One of the lost thrills of seagoing science were the Swim Calls. After having just completed a hydrographic station or recovering the Pegasus instrument we might – if the seas were calm and with the master’s permission – take a moment to relax with a brief jump into the ocean. What a thrill that was. Imagine swimming in the Gulf Stream with the bottom some 3000 m down. Dive down around the hull of the boat which in the clear blue waters looks like a gondola floating by overhead.

I got a taste for swim calls pretty early in my career. One of my mentors, Prof. Martin Mork, and I were talking about building an instrument to explore the small-scale the small-scale velocity field that must be associated with the fine structure we were seeing in the salinity and temperature versus depth profiles. Martin suggested that if I were to build such an instrument he would invite me to try it out in the Mediterranean later that summer. That was an offer I couldn’t refuse and quickly whipped together a free-falling instrument with a hot-film anemometer to do just that. He had arranged for an 8-day cruise on their research vessel Helland-Hansen out of Malaga, Spain. We tried the instrument and it seemed to work but we had no clue what it was telling us. What I remember best of the cruise were the swim calls we had every day, sometimes in the morning and every day in the afternoon. Tired of always working in Nordic waters, the University of Bergen oceanographers had decided to spend a summer doing research in the warm Mediterranean. The Norwegians took these swim calls seriously. We were 16 men onboard, 8 crew and 8 scientists. On at least one occasion everyone – I mean everyone - dropped what they were wearing and jumped overboard. The ship was abandoned!
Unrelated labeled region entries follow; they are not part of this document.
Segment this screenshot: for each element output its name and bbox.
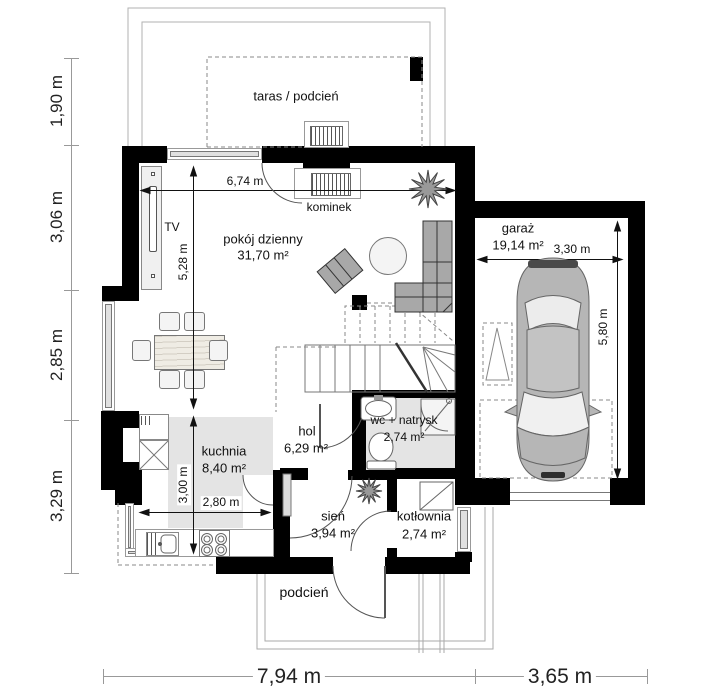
terrace-outline (128, 8, 445, 146)
plan-linework (0, 0, 701, 700)
dim-kitchen-height: 3,00 m (177, 465, 191, 506)
room-area-pokoj: 31,70 m² (237, 249, 288, 264)
dim-left-1: 1,90 m (47, 75, 67, 127)
room-label-hol: hol (298, 425, 315, 440)
plant-icon (356, 478, 382, 504)
room-label-taras: taras / podcień (253, 90, 338, 105)
dim-living-width: 6,74 m (227, 175, 264, 189)
room-label-kuchnia: kuchnia (202, 445, 247, 460)
dim-left-4: 3,29 m (47, 470, 67, 522)
dim-left-2: 3,06 m (47, 191, 67, 243)
sofa (395, 221, 452, 312)
dim-garage-width: 3,30 m (554, 243, 591, 257)
room-label-podcien: podcień (279, 584, 328, 600)
room-area-sien: 3,94 m² (311, 527, 355, 542)
dim-living-height: 5,28 m (177, 244, 191, 281)
plant-icon (409, 170, 447, 208)
label-tv: TV (164, 221, 179, 235)
stairs (305, 343, 455, 392)
room-area-kotlownia: 2,74 m² (402, 528, 446, 543)
dim-left-3: 2,85 m (47, 329, 67, 381)
floor-plan: taras / podcień pokój dzienny 31,70 m² T… (0, 0, 701, 700)
fridge-x-icon (140, 441, 168, 469)
room-area-wc: 2,74 m² (384, 431, 425, 445)
dim-bottom-2: 3,65 m (524, 665, 596, 689)
dim-kitchen-width: 2,80 m (201, 496, 242, 510)
dim-garage-height: 5,80 m (597, 309, 611, 346)
car (505, 258, 601, 481)
boiler (420, 482, 453, 510)
room-label-pokoj: pokój dzienny (223, 233, 303, 248)
dim-bottom-1: 7,94 m (253, 665, 325, 689)
room-area-hol: 6,29 m² (284, 442, 328, 457)
label-kominek: kominek (307, 201, 352, 215)
room-label-garaz: garaż (502, 222, 535, 237)
garage-door (510, 493, 610, 501)
stove-burners (202, 534, 227, 556)
kitchen-sink-basin (158, 535, 176, 553)
armchair (317, 249, 363, 294)
room-label-kotlownia: kotłownia (397, 510, 451, 525)
room-label-wc: wc + natrysk (370, 414, 437, 428)
room-area-garaz: 19,14 m² (492, 239, 543, 254)
room-area-kuchnia: 8,40 m² (202, 462, 246, 477)
room-label-sien: sień (321, 510, 345, 525)
podcien-outline (257, 507, 493, 653)
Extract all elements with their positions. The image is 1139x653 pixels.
On another cruise off Kenya in the Indian Ocean on the NOAA research vessel Researcher we had one (and only one) swim call. This was a serious affair. A crane lowered a small platform to float alongside the ship which we would reach via a rope ladder hanging over the side. The platform was a safety measure since it would enable a quick out of the water if needs be. Officers on the bridge would keep a lookout for sharks, and one of them was armed with a rifle. Again, what a thrill it was to view the ship from below in the crystal-clear waters of the Somali Current.
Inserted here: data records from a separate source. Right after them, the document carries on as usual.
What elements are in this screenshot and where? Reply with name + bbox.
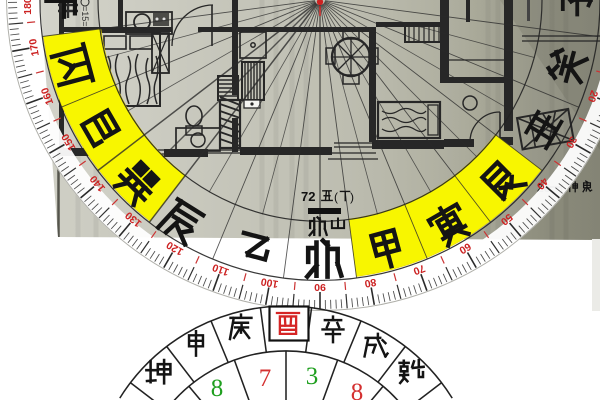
svg-text:7: 7 bbox=[259, 365, 272, 392]
svg-text:72: 72 bbox=[301, 189, 315, 204]
svg-text:): ) bbox=[350, 190, 354, 204]
svg-text:(: ( bbox=[334, 190, 338, 204]
svg-text:8: 8 bbox=[351, 379, 364, 400]
svg-text:90: 90 bbox=[314, 281, 326, 293]
svg-text:8: 8 bbox=[211, 375, 224, 400]
svg-text:180: 180 bbox=[22, 0, 34, 15]
svg-text:3: 3 bbox=[306, 363, 319, 390]
svg-text:80: 80 bbox=[363, 276, 377, 290]
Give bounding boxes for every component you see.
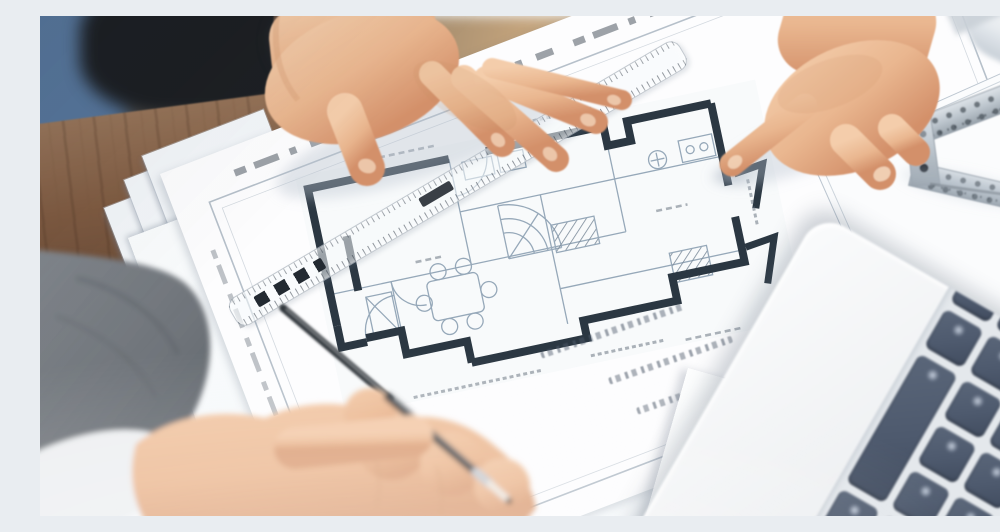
foreground-hand-with-pencil [40,248,536,516]
photo-architects-blueprint [40,16,1000,516]
knuckle [474,458,530,514]
pencil-upper [283,308,390,399]
hands-and-tools [40,16,1000,516]
thumb-over-pencil [295,436,412,448]
pencil-lead [506,498,512,504]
I suppose it was inevitable that with increasing concerns about safety swim calls would become a thing of the past. My last swim call was on our research vessel the Endeavor. And this only because the relief captain on this cruise took a more nuanced view of the situatioon; a lovely day, a good gang, and a pestering chief scientist. This was second of two month-long cruises to study what we called the Anatomy of Gulf Stream meanders. It was a glassy calm Sunday in April in the middle of the Gulf Stream. Some of us climbed down the rope ladder while others just plain jumped in. Two of the students, Jules and Kathy, were true nayads fearlessly jumping from the bridge deck. Somewhere on my laptop I think I have a video of them splashing about. Those were the days.
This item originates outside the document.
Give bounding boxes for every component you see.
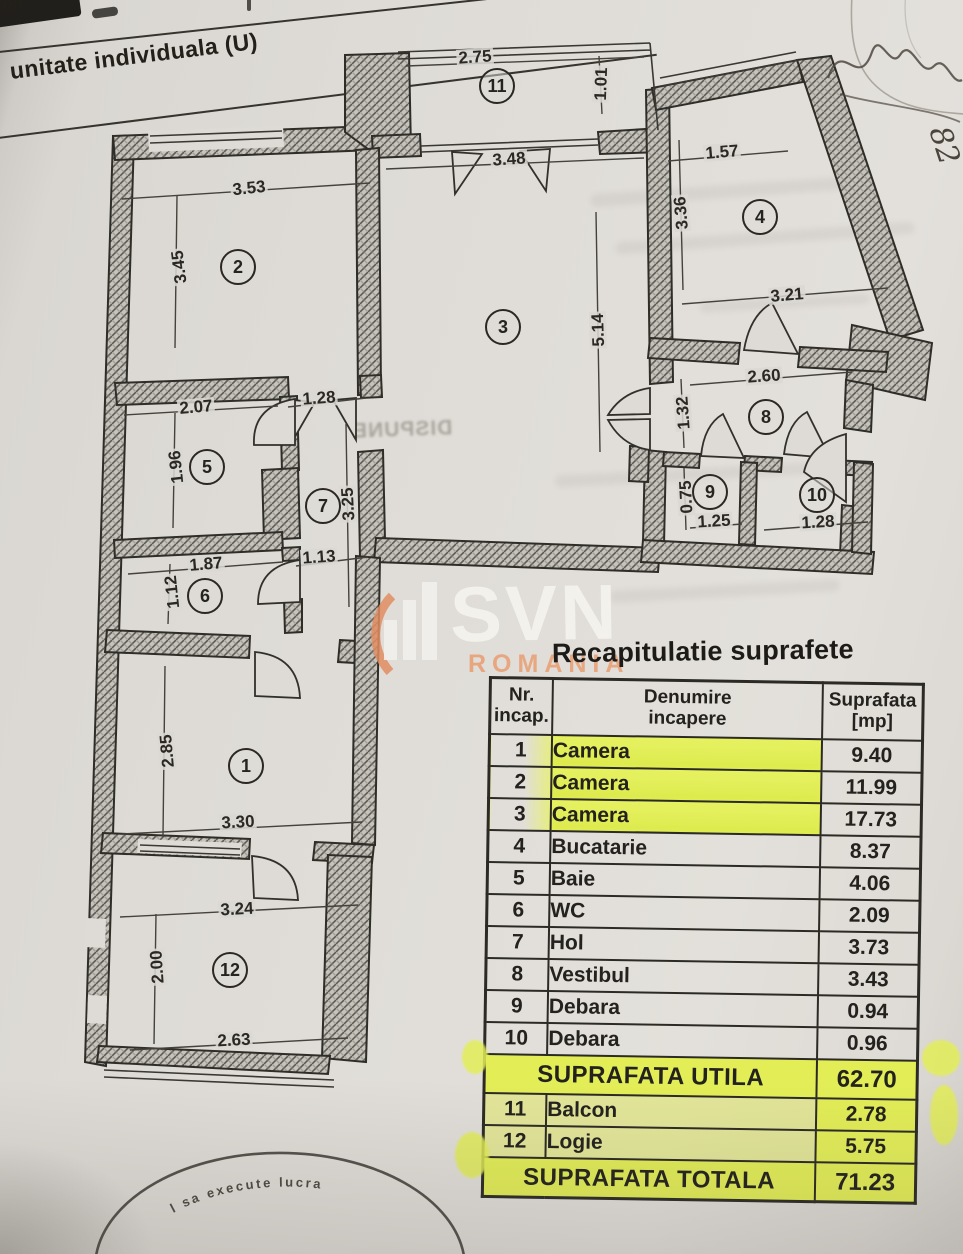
scanned-page: tea unitate individuala (U) DISPUNE [0,0,963,1254]
round-stamp: l sa execute lucra [0,0,963,1254]
svg-text:l sa execute lucra: l sa execute lucra [168,1175,324,1216]
stamp-text: l sa execute lucra [168,1175,324,1216]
Let me end with a little story from my mother’s husband Al Woodcock. He was in charge of many of the hydrographic cruises on WHOI’s research vessel Atlantis throughout the 1930s including numerous sections across the Gulf Stream. A section means stopping every 30 nautical miles or so to take a hydrographic station. Each station required two, maybe three casts lowering a set of Nansen bottles and reversing thermometers to increasing depths. He told me that the first thing he might do when he got up was to take a dip if they were on station. No problem at all if you are in the Sargasso Sea or warm Gulf Stream. So, coming up on deck one morning he jumped in as he was wont to do. He was in for a shock; he didn’t know that they had crossed the stream and were in cold water from the Labrador Sea!